Ada penderitaan yang diakibatkan ulah kita manusia. Pola hidup yang longgar cenderung boros sudah pasti berujung pada masalah kesehatan maupun kesulitan finansial. Ada penderitaan yang sulit diperkirakan serta berada di luar kemampuan manusia yang dikategorikan bencana. Air yang dalam jumlah kecil menjadi berkat namun bila dalam jumlah banyak dan berada bukan padatempatnya maka itulah bencana.

Sikap menghadapi suatu bencana sangat menentukan untuk membangun kembali semangat dan asa manusia.

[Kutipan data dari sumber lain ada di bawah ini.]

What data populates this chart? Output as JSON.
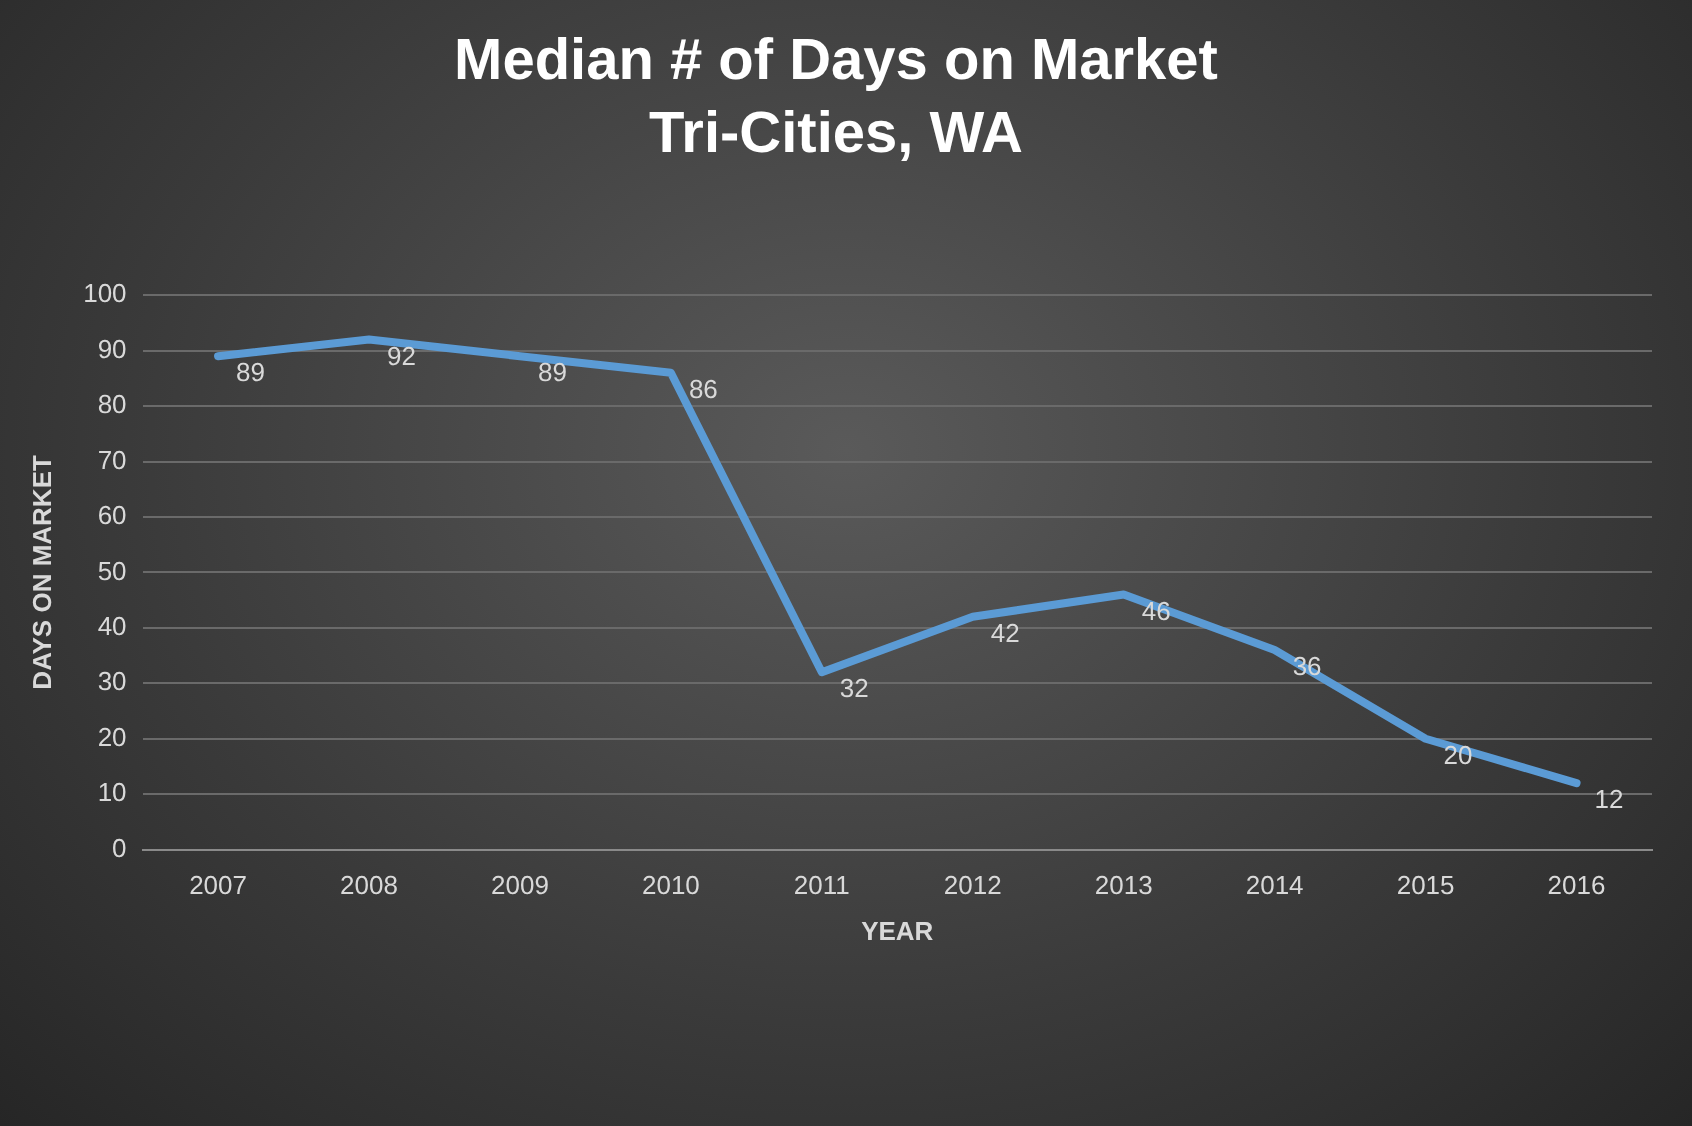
{
  "chart_data": {
    "type": "line",
    "title": "Median # of Days on Market",
    "subtitle": "Tri-Cities, WA",
    "xlabel": "YEAR",
    "ylabel": "DAYS ON MARKET",
    "categories": [
      "2007",
      "2008",
      "2009",
      "2010",
      "2011",
      "2012",
      "2013",
      "2014",
      "2015",
      "2016"
    ],
    "series": [
      {
        "color": "#5b9bd5",
        "values": [
          89,
          92,
          89,
          86,
          32,
          42,
          46,
          36,
          20,
          12
        ]
      }
    ],
    "ylim": [
      0,
      100
    ],
    "yticks": [
      0,
      10,
      20,
      30,
      40,
      50,
      60,
      70,
      80,
      90,
      100
    ],
    "grid": "y",
    "legend": false,
    "marker": "none",
    "line_style": "solid",
    "data_labels": true
  }
}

Merasa terpuruk serta meratap berkepanjangan bukan suatu solusi. Ungkapan bahwa ketika sebuah pintu dalam kehidupan tertutup pasti ada jendela kesempatan lain yang terbuka banyak benarnya karena sudah pasti setiap kejadian yang terjadi akan dikembari dengan hikmah.  Dalam keadaan seperti ini, yang utama, bukan bertanya kenapa musibah ini terjadi tetapi bagaimana sikap kita menghadapi cobaan atau ujian ini. Karena pesoalannya adalah bagaimana kita bisa keluar dan dalam keadaan bagaimana kita keluar dari panic itu.

Paulus memberi pencerahan bahwa menjadi orang Kristen bukan berarti bebas dari penderitaan. Hidup dengan Yesus akan menghadapi kesukaan dan sengsara.  Kita menderita sengsara karena kita hidup dalam persekutuan dengan Kristus (Kol. 1: 24; Flp. 3: 10).Juga sebagaimana Kristus harus menderita sengsara, begitu pula orang Kristen harus mengalami banyak sengsara (Kis. 14: 22).Sebab kesengsaraan itu justru turut menandai persekutuan dengan Kristus, dan persekutuan itulah yang menjadi alasan kita bermegah. Kesengsaraan menimbulkan ketekunan dalam terang Kristus yang dihadapi dengan ketabahan. Sikap menghadapi kesukaran dan bencana itulah yang menentukan untuk bangkit kembali. Memang secara manusia kerugian ekonomi, sakit penyakit, kemiskinan, penderitaan dan kematian sangat memukul kehidupan seseorang sehingga ada orang yang menjadi pahit, getir dan keras seperti telur.Tapi ada juga orang yang keluar dari kemelut ini justru menjadi bijak dan matang. Ia merasa damai dengan dirinya.  Sikapnya hangat dan ramah, mudah tersenyum dan menyapa. Ibarat kentang dia menjadi lembut karena dalamYesus ada sukacita. (Roma 8:37-39).